The rest of that Wednesday turned into a day from hell.  I spent most of the day packing up and storing my stuff in the fraternity house, making a ton of phone calls, shopping for things I needed, and packing what I would need for the summer at camp.  It was a pretty crazy day, but I was excited about the whole prospect of being a camp counselor for the summer.

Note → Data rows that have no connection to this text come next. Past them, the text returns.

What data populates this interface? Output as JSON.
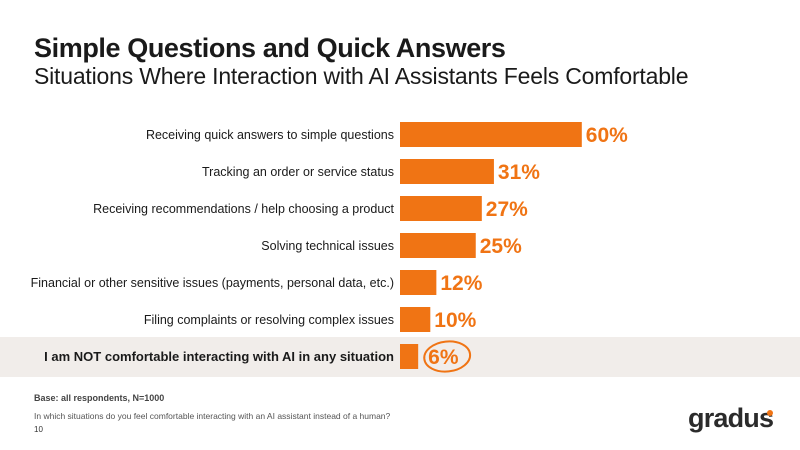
{
  "header": {
    "title": "Simple Questions and Quick Answers",
    "subtitle": "Situations Where Interaction with AI Assistants Feels Comfortable"
  },
  "chart_data": {
    "type": "bar",
    "orientation": "horizontal",
    "categories": [
      "Receiving quick answers to simple questions",
      "Tracking an order or service status",
      "Receiving recommendations / help choosing a product",
      "Solving technical issues",
      "Financial or other sensitive issues (payments, personal data, etc.)",
      "Filing complaints or resolving complex issues",
      "I am NOT comfortable interacting with AI in any situation"
    ],
    "values": [
      60,
      31,
      27,
      25,
      12,
      10,
      6
    ],
    "value_labels": [
      "60%",
      "31%",
      "27%",
      "25%",
      "12%",
      "10%",
      "6%"
    ],
    "unit": "%",
    "highlighted_category_index": 6,
    "bar_color": "#f07414",
    "label_color": "#f07414",
    "highlight_band_color": "#f1edea"
  },
  "footer": {
    "base": "Base: all respondents, N=1000",
    "question": "In which situations do you feel comfortable interacting with an AI assistant instead of a human?",
    "page_number": "10"
  },
  "brand": {
    "logo_text": "gradus",
    "accent_color": "#f07414"
  }
}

Later that night, Mark finally called me back.  His camp had some jobs available, and he wanted to know if I was interested!  I had to laugh -- now I had TWO camps that wanted me.  Well, I had to turn Mark down.  He seemed kind of miffed that I accepted another job, but I told him I really didn't have a choice.  LMC had called me and made a job offer already, and I couldn't wait to find out if Mark would have a job to offer me or not.

thursday, 3 june 1993

Thursday I continued to pack up, and I hit the road shortly after lunch time.  I had no idea how long it would really take me to get to LMC.  I had never been there before, and certainly didn't know the route I had been given.

Later that evening I arrived at LMC and thus began my adventure as a camp counselor.

Even more ironic -- while I had arrived at LMC "early" so that I could fill out paperwork and the like, I never completely filled out and turned in my application until the END of the summer.  It had become a running joke that I had never applied to work there, and it just kinda went from there.

To this day, I'm still amazed at this whole story and chain of events.  It led to one of the most exciting chapters in my life -- my two summers as a counselor at Lutheran Memorial Camp.